Demandons-nous pourquoi on a, en Occident, tant de mal à saisir cette nature de l’islamisme ? Pourquoi sommes-nous tentés de le ramener au fascisme ? Deux raisons à cela. Nous sommes prisonniers dans nos têtes de notre progressisme : comme le sentiment religieux nous a globalement désertés, nous ne pouvons plus comprendre que, dans d’autres civilisations, la foi est réelle. Nous politisons l’islam plus que les musulmans ne le politisent parce que nous ne sommes plus capables de raisonner en termes non rationalistes. Seconde raison : nous croyons au progrès, telle une foi de substitution, et nous ne pouvons plus comprendre que d’autres n’y croient pas ou estiment que les mythes (la communauté des croyants, la restauration du califat, le paradis pour les martyrs) sont des objets réels.
Compte tenu de ce qu’en Occident nous sommes devenus, il est improbable que nous ne comprenions jamais l’islamisme : nous sommes donc voués à le combattre en aveugles. À notre décharge, les islamistes nous combattent avec le même aveuglement et ne nous comprennent guère mieux : dans le regard d’un islamiste, l’Occident est véritablement diabolique, de même que dans le nôtre, l’islamiste est vraiment fasciste.
Mais l’islamisme existe-t-il comme phénomène unitaire ? N’est-il pas une création de l’Occident en quête d’ennemis ? Ou une invention des leaders politiques islamistes qui réunissent en un seul faisceau des revendications diverses à base territoriale ? Est-ce que le Hamas, le FIS, Al-Quada, le Hezbollah, les Talibans participent tous d’un même islamisme ? Ne pourrait-on satisfaire les exigences une par une : paix en Palestine, réforme politique en Egypte, en Arabie, etc. Un débat théorique : on ne voit pas en effet quelle satisfaction accorder aux mouvements islamistes dans chacune de ces situations puisque les islamistes veulent tout sur cette terre et au ciel ? Nulle concession ne semble de nature à satisfaire la revendication islamiste, en dehors de l’annihilation totale de l’adversaire. Et encore .
Par ailleurs, la distinction entre ces mouvements pouvait être possible il y a dix ans ; elle ne l’est plus. L’islamisme est devenu mondialiste : il est à l’heure de la mondialisation, par raison pratique mais aussi métaphysique. Tous les islamistes partagent le même espoir de restauration du califat ; Jérusalem, Alger, Ryadh ne sont jamais que des étapes vers cette attente ultime.

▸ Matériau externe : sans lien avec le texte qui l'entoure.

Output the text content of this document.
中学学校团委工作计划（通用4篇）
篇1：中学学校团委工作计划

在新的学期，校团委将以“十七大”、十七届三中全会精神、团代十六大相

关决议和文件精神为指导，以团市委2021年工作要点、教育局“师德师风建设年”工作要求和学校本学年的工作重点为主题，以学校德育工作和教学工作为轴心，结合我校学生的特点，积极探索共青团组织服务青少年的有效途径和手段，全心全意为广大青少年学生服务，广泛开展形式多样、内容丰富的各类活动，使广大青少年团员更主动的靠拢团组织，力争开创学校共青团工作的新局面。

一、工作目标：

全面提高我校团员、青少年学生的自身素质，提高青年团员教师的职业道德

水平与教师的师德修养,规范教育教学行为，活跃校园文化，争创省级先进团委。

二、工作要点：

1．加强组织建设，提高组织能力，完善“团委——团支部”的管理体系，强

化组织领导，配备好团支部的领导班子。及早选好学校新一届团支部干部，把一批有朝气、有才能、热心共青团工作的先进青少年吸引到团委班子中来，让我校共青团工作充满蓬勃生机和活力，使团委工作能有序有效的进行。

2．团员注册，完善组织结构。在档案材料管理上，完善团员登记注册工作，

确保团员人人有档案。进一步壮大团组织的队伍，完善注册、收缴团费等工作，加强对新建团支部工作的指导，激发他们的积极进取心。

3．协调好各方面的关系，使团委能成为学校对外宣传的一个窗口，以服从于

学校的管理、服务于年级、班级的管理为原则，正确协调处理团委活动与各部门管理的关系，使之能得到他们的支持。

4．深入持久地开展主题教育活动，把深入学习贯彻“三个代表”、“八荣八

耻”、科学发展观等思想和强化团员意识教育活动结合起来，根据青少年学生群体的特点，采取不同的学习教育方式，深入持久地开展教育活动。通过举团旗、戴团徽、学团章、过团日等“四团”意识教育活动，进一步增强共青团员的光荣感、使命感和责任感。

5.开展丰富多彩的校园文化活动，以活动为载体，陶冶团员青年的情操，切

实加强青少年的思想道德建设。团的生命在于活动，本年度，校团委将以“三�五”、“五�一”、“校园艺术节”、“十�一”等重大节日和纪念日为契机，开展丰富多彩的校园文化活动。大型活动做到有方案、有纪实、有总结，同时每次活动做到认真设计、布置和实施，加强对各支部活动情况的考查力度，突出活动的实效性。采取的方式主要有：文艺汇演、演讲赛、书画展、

La guerre des visions du monde entre Islam et Occident est donc sans issue immédiate et sans perspective de paix à portée de l’entendement : Dieu et le Diable ne peuvent pas signer de traité de paix. À ce seuil, puisque nous ne pouvons nous empêcher de raisonner en Occidentaux, nous cherchons tout de même, contre l’évidence immédiate, une issue progressiste. En est-il ? Deux viennent à l’esprit et sont de rigueur. La première voie pourrait être qualifiée d’américaine : la démocratie libérale dans les mondes musulmans modifierait les comportements et le matérialisme l’emporterait peu à peu sur l’attente du Paradis. N’est-ce pas ainsi qu’aux Etats-Unis les puritains sont devenus des entrepreneurs, et que les Turcs, quoique musulmans, deviennent des Européens ? Cette voie est très longue mais elle existe.
L’autre sortie de crise est plutôt d’inspiration française : que l’islam se réforme, sur le mode chrétien, et les musulmans deviendront aussi laïcs que les Français. Mais ce schéma est plus théorique encore que celui des Américains puisque l’islam n’est pas « réformable » : ce n’est pas une Eglise, il n’y a pas de pape et en Islam toutes les interprétations existent déjà, des plus intégristes aux plus laïcs. En réalité, le combat entre les intégristes et les réformateurs occupe les musulmans depuis mille ans : en appeler à la réforme, c’est négliger qu’il existe déjà , aujourd’hui comme hier, bien des musulmans progressistes et laïcs. Mais comment les soutenir ? Les aider revient souvent à les compromettre . Au moins, reconnaissons-les et écoutons-les car la fin du conflit entre Islamistes et Occidentaux passe nécessairement par la victoire des musulmans éclairés en terre d’Islam, ce que Jacques Berque appelait Islam de progrès.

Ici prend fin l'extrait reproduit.